Die Co-Working-Plattform soll einen Beitrag dazu liefern, dass Konzepte zur Zukunft von Führung und Arbeit entwickelt werden, die den komplexen Anforderungen unserer hochvernetzten und sich schnell verändernden Welt gerecht werden. In der Flut von Informationen und Meinungen darüber, wie Führung in der Zukunft sein sollte, über ausgewählte Impulse und intelligente iterative Diskurse das Verständnis und die Relevanz des Themas zu erhöhen und Orientierung zu geben.
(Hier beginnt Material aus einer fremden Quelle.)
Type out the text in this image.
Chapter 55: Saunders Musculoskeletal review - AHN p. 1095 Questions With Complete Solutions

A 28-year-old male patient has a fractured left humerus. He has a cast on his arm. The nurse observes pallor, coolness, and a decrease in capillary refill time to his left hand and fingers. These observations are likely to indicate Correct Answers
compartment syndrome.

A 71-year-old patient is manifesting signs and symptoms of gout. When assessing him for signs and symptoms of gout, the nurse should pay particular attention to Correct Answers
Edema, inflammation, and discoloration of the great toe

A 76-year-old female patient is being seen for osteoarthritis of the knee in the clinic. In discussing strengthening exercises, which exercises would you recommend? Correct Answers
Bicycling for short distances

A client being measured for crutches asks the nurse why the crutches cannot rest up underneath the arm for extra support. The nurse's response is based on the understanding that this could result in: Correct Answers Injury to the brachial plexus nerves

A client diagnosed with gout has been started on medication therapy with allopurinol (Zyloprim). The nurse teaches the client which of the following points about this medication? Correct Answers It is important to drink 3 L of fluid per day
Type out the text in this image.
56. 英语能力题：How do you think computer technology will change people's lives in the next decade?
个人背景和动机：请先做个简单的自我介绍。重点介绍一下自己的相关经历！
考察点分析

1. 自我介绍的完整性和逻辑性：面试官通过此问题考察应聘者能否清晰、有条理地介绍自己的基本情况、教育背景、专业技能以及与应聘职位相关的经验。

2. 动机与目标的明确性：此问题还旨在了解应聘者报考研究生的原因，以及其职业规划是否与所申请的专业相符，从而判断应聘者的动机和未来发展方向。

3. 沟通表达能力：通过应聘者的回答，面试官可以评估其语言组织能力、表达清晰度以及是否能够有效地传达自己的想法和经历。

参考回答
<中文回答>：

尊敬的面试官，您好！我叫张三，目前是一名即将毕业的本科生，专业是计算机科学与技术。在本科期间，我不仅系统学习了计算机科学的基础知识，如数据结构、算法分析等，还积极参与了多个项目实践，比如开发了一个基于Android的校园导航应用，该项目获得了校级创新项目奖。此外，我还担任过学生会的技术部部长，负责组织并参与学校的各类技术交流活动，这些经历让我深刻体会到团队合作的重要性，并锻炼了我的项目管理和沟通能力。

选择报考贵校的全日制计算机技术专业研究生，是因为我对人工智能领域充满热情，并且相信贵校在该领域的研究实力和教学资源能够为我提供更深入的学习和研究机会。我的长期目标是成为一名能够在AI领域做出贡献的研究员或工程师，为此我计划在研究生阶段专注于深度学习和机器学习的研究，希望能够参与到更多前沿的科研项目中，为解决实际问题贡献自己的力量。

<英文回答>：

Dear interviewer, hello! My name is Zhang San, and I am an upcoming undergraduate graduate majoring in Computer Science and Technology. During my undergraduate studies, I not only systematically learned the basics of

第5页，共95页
Um diesem Anspruch gerecht zu werden, soll die neue Plattform vier verschiedene Funktionsbereiche zur Verfügung stellen, die in der Kombination die Basis für die Vernetzung der Plattformuser und die Kommunikation untereinander (Social Network), das Bereitstellen von inhaltlichen Fach- und Impulsbeiträgen (Forum) und Lerninhalten (E-Learningmodul) sowie für einen interessensgeleiteten vertiefenden Austausch in virtuellen Projektgruppen (Projektmanagementtool) schafft.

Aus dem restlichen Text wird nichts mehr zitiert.